Cipayung Plus Pekanbaru Laporkan Skandal Proyek Jembatan Kampar: Kerugian Negara Rp50 Miliar

// Audit BPKP Ungkap Kerugian Rp50 Miliar dalam Proyek Jembatan Kampar

Audit BPKP Ungkap Kerugian Rp50 Miliar dalam Proyek Jembatan Kampar

Beritamerdekaonline.com, Pekanbaru – Sebuah laporan audit mengungkap dugaan keterlibatan beberapa pejabat dalam proyek pembangunan jembatan di Kabupaten Kampar. Di tengah isu ini, Indra Pomi Nasution, yang saat itu menjabat sebagai Kepala Dinas Bina Marga dan Pengairan Kabupaten Kampar, diduga memainkan peran kunci dalam memenangkan PT Wijaya Karya dalam lelang proyek tersebut. Proyek ini dianggarkan melalui Anggaran Pendapatan dan Belanja Daerah (APBD) tahun 2015-2016 dengan skema Multi Years Contract (MYC).

Laporan Hasil Audit Penghitungan Kerugian Keuangan Negara oleh Badan Pengawasan Keuangan dan Pembangunan (BPKP) mengidentifikasi adanya kerugian negara yang signifikan akibat tindakan yang dilakukan oleh Indra Pomi Nasution bersama dengan beberapa pejabat lainnya, yaitu Jeffey Noer, Firjan Taufa, dan I Ketut Suarbawa. Laporan ini terdaftar dengan Nomor: SR-1425/D5/01/2020 dan diterbitkan pada tanggal 20 Oktober 2020. Berdasarkan laporan tersebut, kerugian yang ditimbulkan mencapai Rp50.016.543.630,73 (lima puluh miliar enam belas juta lima ratus empat puluh tiga ribu enam ratus tiga puluh rupiah dan tujuh puluh tiga sen).

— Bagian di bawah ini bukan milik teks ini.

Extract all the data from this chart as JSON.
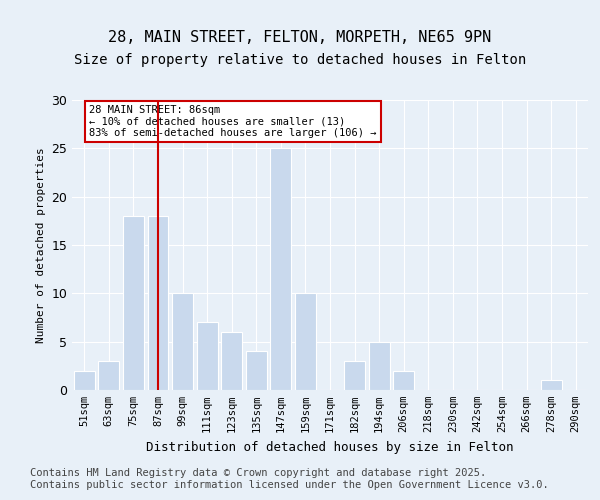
{
  "title1": "28, MAIN STREET, FELTON, MORPETH, NE65 9PN",
  "title2": "Size of property relative to detached houses in Felton",
  "xlabel": "Distribution of detached houses by size in Felton",
  "ylabel": "Number of detached properties",
  "footnote": "Contains HM Land Registry data © Crown copyright and database right 2025.\nContains public sector information licensed under the Open Government Licence v3.0.",
  "categories": [
    "51sqm",
    "63sqm",
    "75sqm",
    "87sqm",
    "99sqm",
    "111sqm",
    "123sqm",
    "135sqm",
    "147sqm",
    "159sqm",
    "171sqm",
    "182sqm",
    "194sqm",
    "206sqm",
    "218sqm",
    "230sqm",
    "242sqm",
    "254sqm",
    "266sqm",
    "278sqm",
    "290sqm"
  ],
  "values": [
    2,
    3,
    18,
    18,
    10,
    7,
    6,
    4,
    25,
    10,
    0,
    3,
    5,
    2,
    0,
    0,
    0,
    0,
    0,
    1,
    0
  ],
  "bar_color": "#c9d9ed",
  "bar_edge_color": "#ffffff",
  "annotation_text": "28 MAIN STREET: 86sqm\n← 10% of detached houses are smaller (13)\n83% of semi-detached houses are larger (106) →",
  "annotation_box_color": "#ffffff",
  "annotation_box_edge_color": "#cc0000",
  "vline_color": "#cc0000",
  "vline_x_index": 3,
  "ylim": [
    0,
    30
  ],
  "yticks": [
    0,
    5,
    10,
    15,
    20,
    25,
    30
  ],
  "bg_color": "#e8f0f8",
  "plot_bg_color": "#e8f0f8",
  "grid_color": "#ffffff",
  "title1_fontsize": 11,
  "title2_fontsize": 10,
  "footnote_fontsize": 7.5
}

Proyek pembangunan jembatan ini direncanakan untuk meningkatkan aksesibilitas dan konektivitas wilayah di Kabupaten Kampar. Namun, proses lelang yang dilakukan diduga tidak transparan dan penuh dengan manipulasi. Indra Pomi Nasution diduga menggunakan pengaruhnya untuk memastikan PT Wijaya Karya memenangkan lelang tersebut, meskipun terdapat indikasi bahwa perusahaan ini mungkin tidak sepenuhnya memenuhi persyaratan teknis dan administrasi yang ditetapkan.

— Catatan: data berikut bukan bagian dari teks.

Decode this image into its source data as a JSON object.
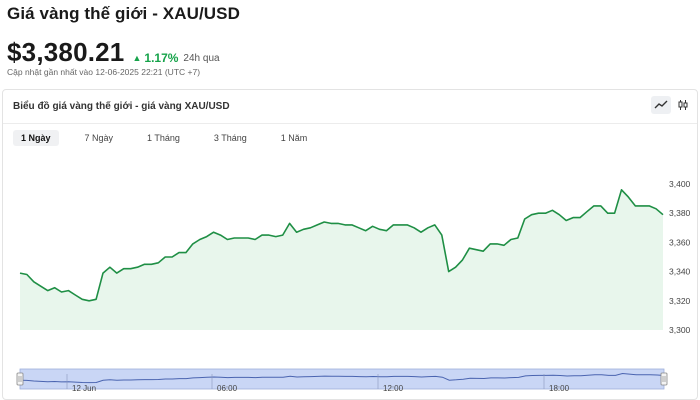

Jeffey Noer, Firjan Taufa, dan I Ketut Suarbawa, yang juga terlibat dalam proyek ini, diduga bekerja sama dengan Indra Pomi untuk memanipulasi proses lelang. Tindakan ini tidak hanya merugikan keuangan negara tetapi juga merusak integritas sistem pengadaan barang dan jasa di Kabupaten Kampar.

Kerugian sebesar lebih dari Rp50 miliar yang diidentifikasi oleh BPKP menunjukkan betapa besar dampak dari dugaan korupsi dalam proyek ini. Dana yang seharusnya digunakan untuk pembangunan infrastruktur yang dapat meningkatkan kesejahteraan masyarakat justru disalahgunakan untuk kepentingan pribadi dan kelompok tertentu. Hal ini mencerminkan adanya masalah serius dalam tata kelola pemerintahan dan pengawasan terhadap proyek-proyek besar.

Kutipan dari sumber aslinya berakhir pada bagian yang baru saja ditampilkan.